Vinny fetched the fossil and gave it to May Anna, who studied it first with the naked eye and then through a magnifying glass, tilting it this way and that in a patch of sunlight to reveal its faint markings.

‘Someone’s bored a hole there,’ she said.

‘Possibly,’ said Dad.

‘Not just possibly. Look. There’s these drill-scratches this side, and look at the wearing this side. They’ve pressed down on to it with a pointed flake, using a rock as an anvil, but they didn’t turn the flake. They turned the scapula. If you didn’t have a fully manipulable hand and wrist you’d find that easier. You’re telling me this came from your site?’

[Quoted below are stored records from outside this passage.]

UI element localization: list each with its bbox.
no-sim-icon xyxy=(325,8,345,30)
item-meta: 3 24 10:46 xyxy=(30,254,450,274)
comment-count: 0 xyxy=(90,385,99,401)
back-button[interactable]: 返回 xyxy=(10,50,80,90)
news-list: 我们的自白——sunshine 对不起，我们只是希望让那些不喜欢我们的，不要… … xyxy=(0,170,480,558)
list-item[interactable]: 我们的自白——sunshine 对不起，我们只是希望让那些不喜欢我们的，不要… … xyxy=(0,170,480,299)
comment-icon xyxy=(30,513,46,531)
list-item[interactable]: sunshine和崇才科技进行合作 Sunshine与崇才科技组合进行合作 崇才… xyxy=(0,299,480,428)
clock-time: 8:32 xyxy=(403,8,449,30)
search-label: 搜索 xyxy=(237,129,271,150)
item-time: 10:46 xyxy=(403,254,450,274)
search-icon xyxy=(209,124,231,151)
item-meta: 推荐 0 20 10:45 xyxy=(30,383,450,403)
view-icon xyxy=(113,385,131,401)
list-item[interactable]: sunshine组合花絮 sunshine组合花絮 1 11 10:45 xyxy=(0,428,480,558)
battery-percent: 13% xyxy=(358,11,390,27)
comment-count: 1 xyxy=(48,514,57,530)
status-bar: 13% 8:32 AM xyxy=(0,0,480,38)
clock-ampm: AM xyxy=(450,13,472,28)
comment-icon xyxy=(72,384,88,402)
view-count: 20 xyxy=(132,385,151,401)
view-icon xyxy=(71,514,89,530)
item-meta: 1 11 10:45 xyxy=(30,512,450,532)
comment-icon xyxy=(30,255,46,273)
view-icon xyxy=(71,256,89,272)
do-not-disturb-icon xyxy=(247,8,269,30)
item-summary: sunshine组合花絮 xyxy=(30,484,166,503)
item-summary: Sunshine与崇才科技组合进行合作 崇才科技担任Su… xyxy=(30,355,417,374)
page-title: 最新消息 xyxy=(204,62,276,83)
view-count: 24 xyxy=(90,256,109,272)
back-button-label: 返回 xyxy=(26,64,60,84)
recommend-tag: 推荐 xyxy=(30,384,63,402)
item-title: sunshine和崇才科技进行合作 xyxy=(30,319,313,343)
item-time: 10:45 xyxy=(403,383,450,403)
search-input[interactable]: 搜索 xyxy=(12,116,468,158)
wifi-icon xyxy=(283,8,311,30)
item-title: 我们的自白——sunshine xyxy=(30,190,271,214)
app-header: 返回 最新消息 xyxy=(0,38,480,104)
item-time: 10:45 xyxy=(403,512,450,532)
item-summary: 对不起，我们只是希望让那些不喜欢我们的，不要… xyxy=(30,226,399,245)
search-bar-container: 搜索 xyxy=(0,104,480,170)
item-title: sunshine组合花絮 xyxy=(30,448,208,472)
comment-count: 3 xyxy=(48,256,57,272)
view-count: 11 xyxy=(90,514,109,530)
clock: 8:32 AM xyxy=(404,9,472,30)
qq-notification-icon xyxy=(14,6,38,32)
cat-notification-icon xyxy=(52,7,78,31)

‘Out of the H-layer. The one with the foot-bones in it,’ said Vinny.

May Anna whistled.

‘And you didn’t tell Joe?’ she said.

‘It was tricky,’ said Dad. ‘By the time Vinny noticed those scratch-marks – I told you she was drawing it – we were already having trouble with him.’

‘It was my fault,’ said Vinny. ‘I asked Dad not to tell him. I hated the way he kept making a fuss, pretending I was his lucky mascot and so on.’

‘It was partly that,’ said Dad. ‘Anyway, I wasn’t as sure as you are about the significance of those scratches – in fact I’m still not. Furthermore, if you’re right, then it’s going to cast considerable doubt on our dating. You’re not going to get a lot of palaeontologists believing in an artefact four and a half million years old, for a start.’

May Anna sat silent, still turning the bone to and fro.

‘What do you think it is?’ said Vinny. ‘I mean, what sort of animal did it come from? Dad doesn’t know.’

‘Just what I was thinking about. Were you ever at Pechabar, Sam?’